# harn-rules
The declarative structural rule engine for Harn — the Rust core behind
`harn rules` / lint / codemod surfaces. Part of the
[Rule Engine program](https://github.com/burin-labs/harn/issues/2826)
(Epic A, [harn#2827](https://github.com/burin-labs/harn/issues/2827)).

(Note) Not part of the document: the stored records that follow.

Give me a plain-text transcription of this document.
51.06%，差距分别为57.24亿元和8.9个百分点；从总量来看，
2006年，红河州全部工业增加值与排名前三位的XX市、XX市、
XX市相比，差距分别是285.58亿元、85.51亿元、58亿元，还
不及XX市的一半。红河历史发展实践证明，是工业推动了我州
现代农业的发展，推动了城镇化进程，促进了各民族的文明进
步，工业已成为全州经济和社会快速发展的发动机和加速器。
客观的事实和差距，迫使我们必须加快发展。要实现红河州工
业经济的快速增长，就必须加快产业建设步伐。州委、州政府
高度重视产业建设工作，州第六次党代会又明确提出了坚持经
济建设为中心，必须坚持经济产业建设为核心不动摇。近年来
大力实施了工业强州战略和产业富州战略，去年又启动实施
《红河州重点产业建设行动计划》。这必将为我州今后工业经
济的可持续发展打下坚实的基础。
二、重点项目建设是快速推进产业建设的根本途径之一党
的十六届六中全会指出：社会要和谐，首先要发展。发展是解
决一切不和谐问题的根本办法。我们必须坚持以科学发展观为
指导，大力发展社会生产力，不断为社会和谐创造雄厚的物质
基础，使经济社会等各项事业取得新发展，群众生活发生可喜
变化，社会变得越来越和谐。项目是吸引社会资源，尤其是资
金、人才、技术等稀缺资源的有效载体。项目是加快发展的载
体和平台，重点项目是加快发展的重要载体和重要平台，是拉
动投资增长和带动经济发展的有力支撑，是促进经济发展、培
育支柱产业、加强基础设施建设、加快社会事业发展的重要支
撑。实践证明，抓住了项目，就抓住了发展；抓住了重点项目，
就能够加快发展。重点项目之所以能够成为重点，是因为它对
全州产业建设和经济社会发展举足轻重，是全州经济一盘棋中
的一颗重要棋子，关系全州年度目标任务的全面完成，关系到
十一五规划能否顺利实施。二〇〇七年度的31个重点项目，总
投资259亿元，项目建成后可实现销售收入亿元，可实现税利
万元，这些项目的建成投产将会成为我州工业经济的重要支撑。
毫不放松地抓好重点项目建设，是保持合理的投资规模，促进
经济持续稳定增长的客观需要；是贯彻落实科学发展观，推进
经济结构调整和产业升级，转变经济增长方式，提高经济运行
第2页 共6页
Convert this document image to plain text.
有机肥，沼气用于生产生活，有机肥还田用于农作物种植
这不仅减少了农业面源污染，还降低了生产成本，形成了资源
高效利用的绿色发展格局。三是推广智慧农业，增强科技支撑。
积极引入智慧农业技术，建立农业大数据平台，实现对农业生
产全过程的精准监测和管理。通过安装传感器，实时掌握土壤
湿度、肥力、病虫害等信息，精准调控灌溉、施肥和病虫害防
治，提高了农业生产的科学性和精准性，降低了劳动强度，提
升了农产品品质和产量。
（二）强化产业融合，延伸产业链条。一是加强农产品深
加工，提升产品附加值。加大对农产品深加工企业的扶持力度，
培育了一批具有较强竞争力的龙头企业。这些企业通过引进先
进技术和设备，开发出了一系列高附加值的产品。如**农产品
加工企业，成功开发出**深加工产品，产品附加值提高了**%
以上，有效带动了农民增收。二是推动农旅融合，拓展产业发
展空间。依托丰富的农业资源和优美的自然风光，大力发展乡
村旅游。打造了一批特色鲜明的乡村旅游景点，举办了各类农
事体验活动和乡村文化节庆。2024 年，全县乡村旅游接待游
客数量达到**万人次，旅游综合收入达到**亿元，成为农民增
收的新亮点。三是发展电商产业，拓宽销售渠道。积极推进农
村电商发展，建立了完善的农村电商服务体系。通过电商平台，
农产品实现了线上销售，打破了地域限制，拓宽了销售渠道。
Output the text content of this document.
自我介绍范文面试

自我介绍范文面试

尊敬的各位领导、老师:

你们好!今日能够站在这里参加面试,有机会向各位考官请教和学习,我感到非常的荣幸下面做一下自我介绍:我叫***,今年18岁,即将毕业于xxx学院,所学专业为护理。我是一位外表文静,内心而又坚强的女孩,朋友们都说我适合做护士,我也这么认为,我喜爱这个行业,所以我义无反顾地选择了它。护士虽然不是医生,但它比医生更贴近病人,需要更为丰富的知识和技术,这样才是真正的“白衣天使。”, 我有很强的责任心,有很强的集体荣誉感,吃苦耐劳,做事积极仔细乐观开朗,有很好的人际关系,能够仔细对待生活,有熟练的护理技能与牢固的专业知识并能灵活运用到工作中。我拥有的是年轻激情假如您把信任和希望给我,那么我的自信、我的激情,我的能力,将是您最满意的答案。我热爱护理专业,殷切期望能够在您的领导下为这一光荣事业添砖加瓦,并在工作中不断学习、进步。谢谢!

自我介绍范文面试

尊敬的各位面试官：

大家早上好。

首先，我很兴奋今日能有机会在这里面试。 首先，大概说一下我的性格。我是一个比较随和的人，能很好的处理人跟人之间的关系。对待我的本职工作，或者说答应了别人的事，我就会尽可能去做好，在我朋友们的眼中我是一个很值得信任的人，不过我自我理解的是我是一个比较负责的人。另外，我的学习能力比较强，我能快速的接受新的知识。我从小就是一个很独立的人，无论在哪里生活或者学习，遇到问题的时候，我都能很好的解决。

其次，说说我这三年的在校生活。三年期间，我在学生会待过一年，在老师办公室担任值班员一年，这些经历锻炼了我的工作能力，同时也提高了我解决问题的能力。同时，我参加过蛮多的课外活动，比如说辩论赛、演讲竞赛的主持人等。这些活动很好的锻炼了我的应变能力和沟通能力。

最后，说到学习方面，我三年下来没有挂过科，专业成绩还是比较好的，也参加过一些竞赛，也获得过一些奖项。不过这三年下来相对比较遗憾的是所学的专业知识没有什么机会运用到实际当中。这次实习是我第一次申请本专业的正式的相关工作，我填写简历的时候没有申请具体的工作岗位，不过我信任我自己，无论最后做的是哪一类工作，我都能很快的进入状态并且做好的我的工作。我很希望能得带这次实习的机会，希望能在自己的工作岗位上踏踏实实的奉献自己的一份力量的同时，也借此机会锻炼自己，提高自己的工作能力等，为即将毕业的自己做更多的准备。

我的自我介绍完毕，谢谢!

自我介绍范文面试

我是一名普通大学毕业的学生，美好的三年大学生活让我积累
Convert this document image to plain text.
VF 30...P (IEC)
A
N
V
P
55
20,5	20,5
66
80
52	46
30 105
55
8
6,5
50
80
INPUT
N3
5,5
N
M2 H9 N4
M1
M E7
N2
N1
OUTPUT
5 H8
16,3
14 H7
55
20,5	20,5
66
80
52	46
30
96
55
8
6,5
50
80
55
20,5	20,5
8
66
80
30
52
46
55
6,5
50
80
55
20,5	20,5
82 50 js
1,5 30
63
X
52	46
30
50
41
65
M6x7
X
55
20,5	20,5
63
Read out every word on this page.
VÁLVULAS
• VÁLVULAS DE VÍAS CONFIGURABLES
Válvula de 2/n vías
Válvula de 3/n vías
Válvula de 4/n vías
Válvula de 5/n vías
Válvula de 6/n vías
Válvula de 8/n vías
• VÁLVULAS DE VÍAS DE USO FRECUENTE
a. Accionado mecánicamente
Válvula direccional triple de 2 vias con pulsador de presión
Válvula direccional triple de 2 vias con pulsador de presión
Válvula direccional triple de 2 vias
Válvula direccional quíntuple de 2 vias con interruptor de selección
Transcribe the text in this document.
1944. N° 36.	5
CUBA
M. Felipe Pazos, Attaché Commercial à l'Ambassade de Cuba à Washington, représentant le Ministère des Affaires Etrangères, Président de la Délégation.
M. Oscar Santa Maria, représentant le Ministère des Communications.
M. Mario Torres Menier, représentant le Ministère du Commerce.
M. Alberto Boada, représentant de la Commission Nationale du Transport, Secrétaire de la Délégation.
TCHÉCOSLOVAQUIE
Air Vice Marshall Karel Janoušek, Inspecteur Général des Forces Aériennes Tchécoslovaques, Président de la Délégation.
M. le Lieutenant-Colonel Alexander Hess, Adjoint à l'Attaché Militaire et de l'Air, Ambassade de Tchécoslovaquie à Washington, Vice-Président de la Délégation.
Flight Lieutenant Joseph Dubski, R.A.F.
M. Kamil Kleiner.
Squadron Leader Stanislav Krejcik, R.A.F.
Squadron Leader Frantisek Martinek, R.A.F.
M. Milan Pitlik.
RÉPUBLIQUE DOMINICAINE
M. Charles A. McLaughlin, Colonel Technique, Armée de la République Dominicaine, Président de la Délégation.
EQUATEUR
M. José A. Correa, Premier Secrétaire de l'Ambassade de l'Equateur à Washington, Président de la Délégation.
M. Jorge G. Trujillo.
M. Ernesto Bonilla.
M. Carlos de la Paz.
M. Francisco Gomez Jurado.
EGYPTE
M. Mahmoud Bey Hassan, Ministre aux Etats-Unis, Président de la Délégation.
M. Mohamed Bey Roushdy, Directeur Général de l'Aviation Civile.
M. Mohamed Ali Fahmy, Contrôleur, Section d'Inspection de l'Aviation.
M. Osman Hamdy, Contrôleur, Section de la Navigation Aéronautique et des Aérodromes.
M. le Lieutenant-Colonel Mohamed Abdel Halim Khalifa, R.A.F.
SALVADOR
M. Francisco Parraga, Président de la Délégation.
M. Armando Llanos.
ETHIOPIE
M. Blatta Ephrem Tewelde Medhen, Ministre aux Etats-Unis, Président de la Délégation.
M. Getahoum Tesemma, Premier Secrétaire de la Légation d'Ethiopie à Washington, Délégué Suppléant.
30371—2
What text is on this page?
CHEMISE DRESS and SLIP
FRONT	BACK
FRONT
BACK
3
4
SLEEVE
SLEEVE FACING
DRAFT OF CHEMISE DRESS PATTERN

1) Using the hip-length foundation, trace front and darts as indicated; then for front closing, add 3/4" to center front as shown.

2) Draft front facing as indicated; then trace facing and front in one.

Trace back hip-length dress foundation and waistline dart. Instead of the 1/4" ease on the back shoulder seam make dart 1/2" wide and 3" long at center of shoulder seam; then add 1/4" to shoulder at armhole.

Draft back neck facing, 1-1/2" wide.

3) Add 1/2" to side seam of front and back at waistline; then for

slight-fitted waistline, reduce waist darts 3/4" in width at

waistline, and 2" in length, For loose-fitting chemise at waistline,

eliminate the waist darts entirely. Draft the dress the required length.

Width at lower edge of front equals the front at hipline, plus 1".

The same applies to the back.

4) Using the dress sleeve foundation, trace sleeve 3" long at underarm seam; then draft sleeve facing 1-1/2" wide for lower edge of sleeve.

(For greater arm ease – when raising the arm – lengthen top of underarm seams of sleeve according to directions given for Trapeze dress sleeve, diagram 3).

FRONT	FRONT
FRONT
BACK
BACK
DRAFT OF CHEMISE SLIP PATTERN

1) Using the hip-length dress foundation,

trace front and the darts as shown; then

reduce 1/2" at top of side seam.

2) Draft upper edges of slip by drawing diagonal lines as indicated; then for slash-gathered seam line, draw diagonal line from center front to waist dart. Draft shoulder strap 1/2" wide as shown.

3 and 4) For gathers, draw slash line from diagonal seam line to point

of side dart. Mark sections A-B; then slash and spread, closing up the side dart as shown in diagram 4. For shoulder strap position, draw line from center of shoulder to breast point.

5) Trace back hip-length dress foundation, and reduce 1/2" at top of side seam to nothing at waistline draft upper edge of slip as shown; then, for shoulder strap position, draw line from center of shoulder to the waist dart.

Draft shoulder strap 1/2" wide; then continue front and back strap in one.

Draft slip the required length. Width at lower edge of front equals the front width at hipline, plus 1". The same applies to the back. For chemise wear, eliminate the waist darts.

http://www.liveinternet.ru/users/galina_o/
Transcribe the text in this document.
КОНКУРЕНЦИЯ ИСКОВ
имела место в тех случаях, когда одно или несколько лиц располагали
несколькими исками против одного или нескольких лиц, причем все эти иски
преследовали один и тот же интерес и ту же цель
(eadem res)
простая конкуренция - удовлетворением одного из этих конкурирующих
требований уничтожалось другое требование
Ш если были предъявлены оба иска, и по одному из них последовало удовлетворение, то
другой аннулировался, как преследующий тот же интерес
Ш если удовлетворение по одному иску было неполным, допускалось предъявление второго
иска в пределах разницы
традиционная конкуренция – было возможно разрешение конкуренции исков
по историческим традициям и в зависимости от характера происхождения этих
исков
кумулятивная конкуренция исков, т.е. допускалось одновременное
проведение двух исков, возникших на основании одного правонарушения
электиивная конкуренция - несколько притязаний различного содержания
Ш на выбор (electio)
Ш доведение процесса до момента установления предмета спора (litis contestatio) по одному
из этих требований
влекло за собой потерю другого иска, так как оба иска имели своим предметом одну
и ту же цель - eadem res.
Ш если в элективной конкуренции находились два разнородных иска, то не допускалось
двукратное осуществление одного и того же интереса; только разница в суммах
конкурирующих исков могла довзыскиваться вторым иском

A **rule** says *what to match* and optionally *how to rewrite* it. The
engine compiles the rule against the tree-sitter machinery in `harn-hostlib`
and produces matches with metavariable bindings — the structural complement
to regex/glob search.
This crate ships the **atomic matching tier**
([harn#2832](https://github.com/burin-labs/harn/issues/2832)). Relational /
composite matching (#2833) and `where` / `transform` / `fix` interpolation
(#2834) build on it.
## Rule shape (TOML)
```toml
id = "destructure-with-defaults"
language = "typescript"
fix = "{ $KEY: $SRC }" # presence makes the rule a codemod
[rule] # the matcher block — keep it LAST
> **Key ordering:** because `[rule]` opens a TOML table, every scalar field
> (`id`, `language`, `severity`, `message`, `fix`) must appear **before** it.
A rule's kind is derived from its shape: a `fix` makes it a **codemod**; a
`message` with no `fix` makes it a **lint**; a bare matcher is a **search**.
### Atomic matcher forms
- `pattern` — a code snippet in the target grammar with `$VAR` metavariable
holes. Compiled to a tree-sitter query: each `$VAR` becomes a capture, the
snippet's operators/keywords are matched literally (so `??` ≠ `||`), and a
repeated `$VAR` unifies (must bind identical text). Variadic `$$$` holes
land with the relational tier (#2833).
- `kind` — a bare tree-sitter node kind (e.g. `"call_expression"`).
- `regex` — a regular expression over the source text.
## Usage
```rust
use harn_rules::{Rule, CompiledRule};
let rule = Rule::from_toml_str(/* … */)?;
let compiled = CompiledRule::compile(&rule)?;
for m in compiled.run(source)? {
println!("{} at {:?}: {}", m.rule_id, m.span, m.text);
for (name, binding) in &m.bindings {
println!(" ${name} = {}", binding.text);
}
}
```
Load from disk with `load_rule_file(path)` or `load_rule_dir(dir)`.